Synopses & Reviews
Stephen King returns to the Dark Tower in this second mesmerizing volume in his epic series. Roland of Gilead has mysteriously stepped through a doorway in time that takes him to 1980s America, where he joins forces with the defiant Eddie Dean and courageous Odetta Holmes. A savage struggle has begun in which underworldly evil and otherworldly enemies conspire to bring an end to Roland's desperate search for the Dark Tower. Masterfully weaving dark fantasy and icy realism, The Drawing of the Three compulsively propels readers toward the next chapter.
Review
"With The Drawing of the Three...King says, 'I found my voice' (for this particular series). Did he ever. Roland visits our world...picking up three people who are fated to return to his world and help him in his quest....The pace in this one outstrips the first book several times over.
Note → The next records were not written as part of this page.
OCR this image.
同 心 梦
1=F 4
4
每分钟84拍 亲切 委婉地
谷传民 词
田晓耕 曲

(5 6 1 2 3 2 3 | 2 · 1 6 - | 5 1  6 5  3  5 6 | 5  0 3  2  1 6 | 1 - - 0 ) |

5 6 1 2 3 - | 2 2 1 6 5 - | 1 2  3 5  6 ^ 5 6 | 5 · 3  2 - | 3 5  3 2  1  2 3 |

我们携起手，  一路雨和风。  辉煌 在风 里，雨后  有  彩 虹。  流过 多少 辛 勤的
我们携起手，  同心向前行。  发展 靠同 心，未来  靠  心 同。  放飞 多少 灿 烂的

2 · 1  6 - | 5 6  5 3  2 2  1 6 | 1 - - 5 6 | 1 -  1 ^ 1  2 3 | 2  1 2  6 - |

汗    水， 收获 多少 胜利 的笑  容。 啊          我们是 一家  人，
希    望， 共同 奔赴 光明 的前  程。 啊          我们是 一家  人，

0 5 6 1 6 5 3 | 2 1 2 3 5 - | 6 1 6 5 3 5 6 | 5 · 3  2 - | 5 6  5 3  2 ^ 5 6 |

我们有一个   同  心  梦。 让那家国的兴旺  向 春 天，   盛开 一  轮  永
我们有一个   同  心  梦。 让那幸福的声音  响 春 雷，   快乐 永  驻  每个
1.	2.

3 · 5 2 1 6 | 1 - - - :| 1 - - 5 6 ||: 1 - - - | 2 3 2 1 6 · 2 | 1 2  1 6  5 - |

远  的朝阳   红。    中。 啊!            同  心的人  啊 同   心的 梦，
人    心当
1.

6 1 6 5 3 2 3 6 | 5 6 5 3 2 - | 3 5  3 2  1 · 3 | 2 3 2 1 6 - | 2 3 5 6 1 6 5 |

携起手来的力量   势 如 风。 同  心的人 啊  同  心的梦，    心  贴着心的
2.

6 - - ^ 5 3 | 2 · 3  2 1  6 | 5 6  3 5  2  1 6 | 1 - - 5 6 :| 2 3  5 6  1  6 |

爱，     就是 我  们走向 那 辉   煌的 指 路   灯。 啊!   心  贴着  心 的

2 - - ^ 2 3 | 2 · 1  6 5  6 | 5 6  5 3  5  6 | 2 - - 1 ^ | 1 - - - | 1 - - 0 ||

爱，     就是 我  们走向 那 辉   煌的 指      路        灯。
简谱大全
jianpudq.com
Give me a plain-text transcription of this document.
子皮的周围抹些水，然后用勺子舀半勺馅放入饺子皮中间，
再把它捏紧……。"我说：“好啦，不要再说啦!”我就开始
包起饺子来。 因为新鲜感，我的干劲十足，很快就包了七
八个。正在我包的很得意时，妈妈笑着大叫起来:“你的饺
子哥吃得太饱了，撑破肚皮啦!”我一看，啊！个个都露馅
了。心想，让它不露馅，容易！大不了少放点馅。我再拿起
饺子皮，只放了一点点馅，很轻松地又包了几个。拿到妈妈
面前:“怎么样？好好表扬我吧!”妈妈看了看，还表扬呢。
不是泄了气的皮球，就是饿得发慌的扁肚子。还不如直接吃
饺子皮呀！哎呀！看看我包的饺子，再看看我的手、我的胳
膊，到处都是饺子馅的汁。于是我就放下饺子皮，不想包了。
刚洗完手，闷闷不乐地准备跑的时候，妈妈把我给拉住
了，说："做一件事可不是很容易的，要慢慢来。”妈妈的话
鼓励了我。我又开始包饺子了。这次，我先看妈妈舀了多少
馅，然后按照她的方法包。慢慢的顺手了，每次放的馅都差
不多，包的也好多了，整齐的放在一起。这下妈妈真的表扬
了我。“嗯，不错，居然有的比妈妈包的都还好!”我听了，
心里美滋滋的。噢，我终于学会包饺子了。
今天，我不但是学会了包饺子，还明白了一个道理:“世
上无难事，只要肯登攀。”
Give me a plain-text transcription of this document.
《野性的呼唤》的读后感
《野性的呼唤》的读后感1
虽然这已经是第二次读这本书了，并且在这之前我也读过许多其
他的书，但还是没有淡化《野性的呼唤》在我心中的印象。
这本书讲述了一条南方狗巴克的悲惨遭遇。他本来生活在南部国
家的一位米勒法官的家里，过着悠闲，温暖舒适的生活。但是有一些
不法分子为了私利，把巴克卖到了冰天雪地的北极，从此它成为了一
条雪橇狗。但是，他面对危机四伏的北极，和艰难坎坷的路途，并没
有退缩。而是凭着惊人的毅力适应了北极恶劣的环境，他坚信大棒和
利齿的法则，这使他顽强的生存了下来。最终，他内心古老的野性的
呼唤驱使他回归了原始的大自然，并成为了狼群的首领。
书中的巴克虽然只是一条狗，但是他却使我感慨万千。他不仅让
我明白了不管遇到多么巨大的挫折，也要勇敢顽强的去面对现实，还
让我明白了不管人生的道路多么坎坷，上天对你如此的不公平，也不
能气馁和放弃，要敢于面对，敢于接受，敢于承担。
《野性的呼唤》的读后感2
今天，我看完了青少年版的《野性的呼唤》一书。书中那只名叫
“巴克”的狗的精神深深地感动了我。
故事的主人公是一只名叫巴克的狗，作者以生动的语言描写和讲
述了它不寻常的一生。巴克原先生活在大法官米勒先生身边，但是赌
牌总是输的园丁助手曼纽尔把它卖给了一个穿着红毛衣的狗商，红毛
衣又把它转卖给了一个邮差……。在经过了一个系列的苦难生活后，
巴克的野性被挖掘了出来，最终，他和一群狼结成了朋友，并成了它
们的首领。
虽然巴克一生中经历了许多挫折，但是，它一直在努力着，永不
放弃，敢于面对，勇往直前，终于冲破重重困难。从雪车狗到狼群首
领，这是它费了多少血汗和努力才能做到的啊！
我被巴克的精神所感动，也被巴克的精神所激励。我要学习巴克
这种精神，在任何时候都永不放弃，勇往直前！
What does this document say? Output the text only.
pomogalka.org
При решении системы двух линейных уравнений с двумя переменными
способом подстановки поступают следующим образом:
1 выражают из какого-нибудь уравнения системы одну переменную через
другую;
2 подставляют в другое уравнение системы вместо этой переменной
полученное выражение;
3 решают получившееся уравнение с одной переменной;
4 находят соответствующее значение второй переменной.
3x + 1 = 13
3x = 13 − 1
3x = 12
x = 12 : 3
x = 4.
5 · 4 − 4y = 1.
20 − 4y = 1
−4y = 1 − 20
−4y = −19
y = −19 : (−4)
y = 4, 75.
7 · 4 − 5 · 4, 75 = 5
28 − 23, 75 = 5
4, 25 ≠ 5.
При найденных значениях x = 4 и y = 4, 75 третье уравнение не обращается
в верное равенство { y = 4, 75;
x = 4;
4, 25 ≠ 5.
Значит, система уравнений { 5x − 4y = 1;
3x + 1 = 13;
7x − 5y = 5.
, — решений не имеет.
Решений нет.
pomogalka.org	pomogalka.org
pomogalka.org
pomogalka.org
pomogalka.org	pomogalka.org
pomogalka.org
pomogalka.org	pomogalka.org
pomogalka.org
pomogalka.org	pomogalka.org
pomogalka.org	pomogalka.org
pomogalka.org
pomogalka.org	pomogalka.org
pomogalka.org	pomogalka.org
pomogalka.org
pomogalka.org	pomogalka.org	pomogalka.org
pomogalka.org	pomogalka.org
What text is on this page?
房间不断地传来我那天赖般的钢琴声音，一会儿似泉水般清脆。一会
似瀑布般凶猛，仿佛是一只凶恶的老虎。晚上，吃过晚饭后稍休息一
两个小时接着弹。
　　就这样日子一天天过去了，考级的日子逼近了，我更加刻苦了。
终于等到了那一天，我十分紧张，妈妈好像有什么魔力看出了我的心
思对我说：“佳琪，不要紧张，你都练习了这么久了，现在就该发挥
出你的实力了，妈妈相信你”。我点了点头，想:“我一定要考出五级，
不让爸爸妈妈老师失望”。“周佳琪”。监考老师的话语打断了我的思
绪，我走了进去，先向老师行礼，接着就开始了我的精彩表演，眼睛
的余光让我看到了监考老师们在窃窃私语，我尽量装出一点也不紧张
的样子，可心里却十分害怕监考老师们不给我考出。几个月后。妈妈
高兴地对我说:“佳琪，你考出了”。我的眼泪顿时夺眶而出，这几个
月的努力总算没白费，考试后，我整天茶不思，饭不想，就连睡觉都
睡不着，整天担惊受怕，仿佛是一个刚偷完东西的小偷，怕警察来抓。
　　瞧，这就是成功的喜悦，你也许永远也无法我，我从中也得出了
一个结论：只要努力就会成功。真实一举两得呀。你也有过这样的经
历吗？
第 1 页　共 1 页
Great stuff!" Dorman T. Shindler, The Denver Post
Review
"Although these minor but revealing books (which King began while still in college) are full of...adolescent portentousness, this is livelier than the first....Typically, King is much better at the minutiae and sensations of a specific physical world, and several such bravura sequences...are standouts amid the characteristic headlong storytelling." Publishers Weekly
Synopsis
After his confrontation with the man in black at the end of The Gunslinger, Roland awakes to find three doors on the beach of Mid-World's Western Sea each leading to New York City but at three different moments in time. Through these doors, Roland must "draw" three figures crucial to his quest for the Dark Tower. In 1987, he finds Eddie Dean, The Prisoner, a heroin addict. In 1964, he meets Odetta Holmes, the Lady of Shadows, a young African-American heiress who lost her lower legs in a subway accident and gained a second personality that rages within her. And in 1977, he encounters Jack mort, Death, a pusher responsible for cruelties beyond imagining. Has Roland found new companions to form the ka-tet of his quest? Or has he unleashed something else entirely?